For its part, CFA, which represents 240 consumer groups across the nation, is marshalling all its resources to try to ensure that the House version of the bill is more favorable to both consumers and competition.

CFA, pledging a "massive effort" to oppose the Senate-passed legislation, is asking the members of its affiliate organizations to begin contacting congressmen to oppose the House bill.

Although it is too soon to get an accurate reading on where most House members stand on the bill, US Rep. Timothy J. Worth (D) of Colorado, chairman of the subcommittee now reviewing the legislation, believes with the CFA that there must be restraints so AT&T cannot use the profits from its regulated business for its unregulated business.

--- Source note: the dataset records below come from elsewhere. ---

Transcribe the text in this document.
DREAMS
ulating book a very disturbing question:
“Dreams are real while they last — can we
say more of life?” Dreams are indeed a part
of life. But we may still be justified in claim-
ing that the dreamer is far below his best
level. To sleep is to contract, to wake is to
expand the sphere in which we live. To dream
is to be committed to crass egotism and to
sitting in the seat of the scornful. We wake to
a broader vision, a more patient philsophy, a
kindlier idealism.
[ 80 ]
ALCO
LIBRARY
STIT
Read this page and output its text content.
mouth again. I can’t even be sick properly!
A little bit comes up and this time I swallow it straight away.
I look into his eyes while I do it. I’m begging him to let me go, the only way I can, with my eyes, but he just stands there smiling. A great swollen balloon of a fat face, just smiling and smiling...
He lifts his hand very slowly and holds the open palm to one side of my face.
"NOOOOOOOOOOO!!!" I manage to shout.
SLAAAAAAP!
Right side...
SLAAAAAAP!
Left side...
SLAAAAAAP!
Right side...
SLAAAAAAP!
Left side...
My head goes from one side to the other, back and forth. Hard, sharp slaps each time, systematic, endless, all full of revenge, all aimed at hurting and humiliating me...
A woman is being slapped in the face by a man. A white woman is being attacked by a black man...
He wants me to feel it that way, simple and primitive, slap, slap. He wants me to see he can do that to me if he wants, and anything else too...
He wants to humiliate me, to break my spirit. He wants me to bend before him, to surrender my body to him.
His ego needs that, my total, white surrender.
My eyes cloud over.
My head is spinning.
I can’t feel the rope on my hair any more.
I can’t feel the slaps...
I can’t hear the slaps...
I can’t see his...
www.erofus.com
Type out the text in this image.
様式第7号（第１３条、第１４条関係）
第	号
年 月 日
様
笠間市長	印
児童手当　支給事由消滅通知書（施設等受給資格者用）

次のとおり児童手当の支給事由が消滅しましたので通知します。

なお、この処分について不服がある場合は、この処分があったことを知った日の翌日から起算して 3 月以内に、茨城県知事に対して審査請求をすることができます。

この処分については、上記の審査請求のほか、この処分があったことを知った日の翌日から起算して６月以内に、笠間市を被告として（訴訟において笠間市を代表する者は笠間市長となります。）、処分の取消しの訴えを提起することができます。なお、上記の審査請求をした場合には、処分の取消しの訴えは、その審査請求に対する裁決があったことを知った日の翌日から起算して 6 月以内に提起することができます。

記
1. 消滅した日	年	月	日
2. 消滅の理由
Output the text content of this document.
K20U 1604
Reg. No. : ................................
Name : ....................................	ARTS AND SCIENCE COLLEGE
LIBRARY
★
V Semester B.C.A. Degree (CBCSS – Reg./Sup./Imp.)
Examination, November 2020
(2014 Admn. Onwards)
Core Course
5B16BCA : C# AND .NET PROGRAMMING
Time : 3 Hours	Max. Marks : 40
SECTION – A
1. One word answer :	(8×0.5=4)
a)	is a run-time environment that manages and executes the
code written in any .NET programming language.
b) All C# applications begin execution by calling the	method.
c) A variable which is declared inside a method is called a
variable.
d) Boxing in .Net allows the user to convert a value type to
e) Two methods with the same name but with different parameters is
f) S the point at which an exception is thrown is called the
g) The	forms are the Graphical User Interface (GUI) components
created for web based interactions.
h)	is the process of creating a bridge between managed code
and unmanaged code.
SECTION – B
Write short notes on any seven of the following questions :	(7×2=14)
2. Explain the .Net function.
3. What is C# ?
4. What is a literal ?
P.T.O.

Then, too, since the Senate bill had the strong endorsement of the Reagan administration, the Democratically-controlled House is widely expected to give this deregulation legislation a great deal more scrutiny than the Senate did. Most close observers say House passage will not come before early next year.

Even if the final version of the House bill is akin to the Senate version, AT&T's telephone company subsidiaries cannot automatically raise rates to customers. State regulatory commissions would approve or disapprove requests by the telephone companies for rate increases as they have in the past.

But since the Senate bill would be the death-knell of the telephone company's system "subsidizing" -- as AT&T puts it -- basic local service, cost for consumers would increase, according to formulas set by the various state regulatory agencies. According to William Mullane, an AT&T spokesman in New York, the national average monthly cost of local service which currently stands at $9 would jump to $15, which AT&T claims is the actual monthly average.